Not a man who takes himself entirely seriously, it turns out. ‘I wish I could be that guy,’ he says, when I ask him about his International Rock Star persona. He tells me he’s happiest when he’s writing, plucking new songs out of the ether. What’s the hardest part of his job? ‘Probably the same thing,’ he deadpans, in that muttering, sub-Elvis drawl he’s cultivated. He’s taking the piss out of himself. He’s too self-aware, probably too Northern, to believe his own smooth rhetoric. ‘I wish I could be the guy who says those sort of lines,’ he says. ‘I catch myself too quick.’This February, at The BRIT Awards, that self-awareness landed him in the eye of a tabloid storm. Collecting the first of the band’s two awards, for Best British Album and Best British Group, Turner made a now notorious speech about how ‘rock ’n’ roll seems like it’s faded away sometimes, but it will never die’.

He was accused of arrogance (as if that’s such a sin in a rock star) but Turner maintains that the celebration of his genre needed voicing. ‘I was trying to present an option in an entertaining way,’ he says. ‘In a room like that, where we were the only guitar band, it’s easy to start feeling like an emissary for rock ’n’ roll. If that’s what people were talking about after the Brits rather than a nipple slipping out, that’s a good thing. In a way, maybe it is a nipple slipping out.’

Raised on a diet of Britpop, Turner can’t have imagined being in Britain’s biggest rock band and having to make that sort of clarion call. I ask him if he ever feels like the Arctics are an Oasis without a Blur to lock horns with. He laughs. ‘It would be really arrogant to say that there’s just us. There are others but there are very few bands on the radio. It doesn’t have to be that way. I think that’s where that speech was coming from.’

Turner is the sort of man who chooses his words carefully, occasionally retrieving a comb from a pocket so that he can attend to his quiff and buy a few more seconds of thought. Award shows don’t come naturally. ‘As perverse as this may sound, I don’t really enjoy being the centre of attention,’ he says. ‘It’s all right during a show, because I’d argue it’s the song or the performance that’s the centre of attention. It’s not like me opening my birthday presents in front of everybody. I’m not a big fan of that. I think making a speech falls into that category. It’s like getting a trophy for a race that you didn’t really know you were running. There’s a twisted side to it. I can come off as ungrateful, but fuck it. That’s just the truth.’

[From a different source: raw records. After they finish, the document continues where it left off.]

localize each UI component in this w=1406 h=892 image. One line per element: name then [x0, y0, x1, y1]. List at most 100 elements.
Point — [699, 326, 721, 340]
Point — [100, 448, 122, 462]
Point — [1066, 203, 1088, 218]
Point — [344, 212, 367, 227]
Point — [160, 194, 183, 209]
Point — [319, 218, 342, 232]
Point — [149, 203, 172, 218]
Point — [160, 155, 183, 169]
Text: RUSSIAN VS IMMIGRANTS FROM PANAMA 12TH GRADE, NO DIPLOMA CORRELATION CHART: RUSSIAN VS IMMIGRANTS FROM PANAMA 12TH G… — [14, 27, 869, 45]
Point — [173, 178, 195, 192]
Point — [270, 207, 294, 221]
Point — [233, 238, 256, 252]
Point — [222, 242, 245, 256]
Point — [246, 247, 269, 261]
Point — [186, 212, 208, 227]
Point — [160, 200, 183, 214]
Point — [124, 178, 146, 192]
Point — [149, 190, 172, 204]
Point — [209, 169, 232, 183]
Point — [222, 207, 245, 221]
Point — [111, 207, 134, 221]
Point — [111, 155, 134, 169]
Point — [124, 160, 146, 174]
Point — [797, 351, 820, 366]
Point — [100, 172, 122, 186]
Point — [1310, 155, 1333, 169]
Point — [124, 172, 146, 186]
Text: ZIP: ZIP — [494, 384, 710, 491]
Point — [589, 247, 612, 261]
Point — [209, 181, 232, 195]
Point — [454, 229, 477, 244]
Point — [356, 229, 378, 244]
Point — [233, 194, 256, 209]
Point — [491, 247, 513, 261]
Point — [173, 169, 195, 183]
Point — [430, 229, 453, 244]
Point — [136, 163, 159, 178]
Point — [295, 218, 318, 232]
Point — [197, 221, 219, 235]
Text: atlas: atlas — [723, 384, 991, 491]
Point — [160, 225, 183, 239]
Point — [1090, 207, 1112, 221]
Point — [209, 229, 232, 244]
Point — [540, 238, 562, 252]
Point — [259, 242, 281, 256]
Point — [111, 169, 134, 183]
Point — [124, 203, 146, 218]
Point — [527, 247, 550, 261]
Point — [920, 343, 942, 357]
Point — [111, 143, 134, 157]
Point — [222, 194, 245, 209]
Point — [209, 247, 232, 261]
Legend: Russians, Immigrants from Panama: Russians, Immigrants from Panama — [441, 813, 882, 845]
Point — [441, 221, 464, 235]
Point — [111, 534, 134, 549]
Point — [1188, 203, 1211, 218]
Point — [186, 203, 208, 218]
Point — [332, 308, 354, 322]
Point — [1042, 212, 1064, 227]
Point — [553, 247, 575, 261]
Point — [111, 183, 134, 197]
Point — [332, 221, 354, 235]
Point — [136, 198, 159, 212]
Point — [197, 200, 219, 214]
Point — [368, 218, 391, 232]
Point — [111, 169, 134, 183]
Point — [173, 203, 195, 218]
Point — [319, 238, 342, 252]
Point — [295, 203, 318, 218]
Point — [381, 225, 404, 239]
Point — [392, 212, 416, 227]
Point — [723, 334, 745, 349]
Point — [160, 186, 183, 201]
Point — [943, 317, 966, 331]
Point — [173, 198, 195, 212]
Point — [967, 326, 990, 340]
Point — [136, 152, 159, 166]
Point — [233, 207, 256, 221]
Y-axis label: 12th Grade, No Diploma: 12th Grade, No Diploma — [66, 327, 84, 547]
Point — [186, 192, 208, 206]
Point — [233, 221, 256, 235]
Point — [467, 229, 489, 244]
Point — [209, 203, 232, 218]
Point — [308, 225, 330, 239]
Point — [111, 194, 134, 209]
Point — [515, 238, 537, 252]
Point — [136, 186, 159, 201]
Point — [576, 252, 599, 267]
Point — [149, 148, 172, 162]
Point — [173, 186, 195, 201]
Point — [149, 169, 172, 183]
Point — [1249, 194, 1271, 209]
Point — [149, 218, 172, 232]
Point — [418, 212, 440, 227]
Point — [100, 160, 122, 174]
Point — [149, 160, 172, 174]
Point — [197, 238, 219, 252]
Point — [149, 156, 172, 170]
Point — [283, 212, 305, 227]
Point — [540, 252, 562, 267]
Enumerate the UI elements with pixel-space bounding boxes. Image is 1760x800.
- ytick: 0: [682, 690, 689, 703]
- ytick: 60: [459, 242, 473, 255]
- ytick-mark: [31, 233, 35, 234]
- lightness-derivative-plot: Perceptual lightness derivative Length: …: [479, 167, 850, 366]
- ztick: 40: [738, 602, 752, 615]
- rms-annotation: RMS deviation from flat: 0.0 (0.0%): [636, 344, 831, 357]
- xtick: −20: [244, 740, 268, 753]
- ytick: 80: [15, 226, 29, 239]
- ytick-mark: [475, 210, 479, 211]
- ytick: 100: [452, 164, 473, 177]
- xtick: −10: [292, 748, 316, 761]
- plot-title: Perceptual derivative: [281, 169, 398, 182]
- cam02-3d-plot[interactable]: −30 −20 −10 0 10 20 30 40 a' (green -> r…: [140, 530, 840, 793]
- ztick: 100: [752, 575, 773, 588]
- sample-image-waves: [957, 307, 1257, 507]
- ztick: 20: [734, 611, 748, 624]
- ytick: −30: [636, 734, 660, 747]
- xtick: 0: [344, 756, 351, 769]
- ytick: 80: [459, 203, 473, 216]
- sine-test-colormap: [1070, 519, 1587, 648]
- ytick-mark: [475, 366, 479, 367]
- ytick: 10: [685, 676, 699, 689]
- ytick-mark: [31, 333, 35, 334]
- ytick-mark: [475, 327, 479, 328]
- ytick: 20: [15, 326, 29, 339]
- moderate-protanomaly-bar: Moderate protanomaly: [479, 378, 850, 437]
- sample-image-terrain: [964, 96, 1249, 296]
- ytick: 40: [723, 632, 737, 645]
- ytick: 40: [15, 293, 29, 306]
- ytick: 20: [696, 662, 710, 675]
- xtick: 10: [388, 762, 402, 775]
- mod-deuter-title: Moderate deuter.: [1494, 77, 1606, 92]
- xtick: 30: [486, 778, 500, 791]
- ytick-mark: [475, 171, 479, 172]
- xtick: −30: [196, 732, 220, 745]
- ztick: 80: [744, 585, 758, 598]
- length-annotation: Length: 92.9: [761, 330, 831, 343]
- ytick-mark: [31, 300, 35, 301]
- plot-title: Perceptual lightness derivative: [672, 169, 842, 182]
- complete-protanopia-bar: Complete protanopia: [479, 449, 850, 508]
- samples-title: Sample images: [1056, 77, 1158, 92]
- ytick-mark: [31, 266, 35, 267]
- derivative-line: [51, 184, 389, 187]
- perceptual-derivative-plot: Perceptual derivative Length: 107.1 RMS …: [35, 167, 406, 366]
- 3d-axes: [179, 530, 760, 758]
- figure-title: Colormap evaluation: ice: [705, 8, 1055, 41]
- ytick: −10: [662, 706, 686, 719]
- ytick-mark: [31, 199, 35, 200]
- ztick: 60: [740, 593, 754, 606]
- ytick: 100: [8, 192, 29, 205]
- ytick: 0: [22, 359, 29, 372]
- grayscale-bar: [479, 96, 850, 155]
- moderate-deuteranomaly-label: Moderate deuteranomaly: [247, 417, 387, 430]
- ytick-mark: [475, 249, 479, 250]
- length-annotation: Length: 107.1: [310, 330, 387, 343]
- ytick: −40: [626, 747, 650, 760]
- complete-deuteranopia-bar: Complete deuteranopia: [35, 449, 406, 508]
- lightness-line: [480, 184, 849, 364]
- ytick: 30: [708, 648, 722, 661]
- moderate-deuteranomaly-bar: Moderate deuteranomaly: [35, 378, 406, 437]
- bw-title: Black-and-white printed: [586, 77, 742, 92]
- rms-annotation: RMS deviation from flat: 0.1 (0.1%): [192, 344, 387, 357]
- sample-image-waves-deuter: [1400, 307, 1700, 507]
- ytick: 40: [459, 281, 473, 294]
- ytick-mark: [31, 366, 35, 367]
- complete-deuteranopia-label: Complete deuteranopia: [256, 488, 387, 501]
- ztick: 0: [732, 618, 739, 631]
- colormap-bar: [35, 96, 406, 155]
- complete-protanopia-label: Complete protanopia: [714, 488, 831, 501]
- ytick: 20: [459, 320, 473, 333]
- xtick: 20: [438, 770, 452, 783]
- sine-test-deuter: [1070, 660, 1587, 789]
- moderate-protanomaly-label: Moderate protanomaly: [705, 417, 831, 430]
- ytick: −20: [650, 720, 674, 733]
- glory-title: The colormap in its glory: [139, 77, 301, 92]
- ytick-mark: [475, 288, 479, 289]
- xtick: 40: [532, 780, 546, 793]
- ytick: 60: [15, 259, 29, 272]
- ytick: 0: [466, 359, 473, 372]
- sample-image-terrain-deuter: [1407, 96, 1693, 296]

That subtle sleight-of-hand to keep a part of himself out of the limelight may also explain the bequiffed, leather-clad character he’s created, although he’s quick to dismiss the idea that the band are keeping it any less ‘real’ than when they started out. ‘Tracksuits are as much of a uniform as a gold sparkly jacket,’ he says. ‘We made a decision to keep dressing like that at the start. It’s as contrived as anything else. It’s a sort of theatre.’

So don’t expect him to dig out a pair of shorts for Finsbury Park (‘Unless I’m within splashing distance of water I won’t be caught dead in them, as a rule’). He’s happy that audiences seem more excited to hear tunes from ‘AM’ than old stuff (‘Still got it!’), but he’s self-effacing about what’s made this record such a success. ‘I think the production is what makes people move. The words are just me blabbing on, the usual shit.’

Our time’s up but Turner’s in no hurry. We sit and chat about books, and as befits the sharpest lyric writer of his generation he’s the sort of reader who can quote his favourite novels. He’s a fan of Conrad and Hemingway, but above all Nabokov. He recites a line about internalised anger from ‘Despair’: ‘I continued to stir my tea long after it had done all it could with the milk.’

After an hour or so, it’s time for a smoke. As we leave the coffee shop the manager stops us. He’s noticed the turned heads. ‘Excuse me,’ he asks me, ‘are you the singer in a band?’ Alex Turner laughs out loud. He doesn’t need his ego massaging. He’s a bona fide rock ’n’ roll star.

Cover story for Time Out, 20 May 2014.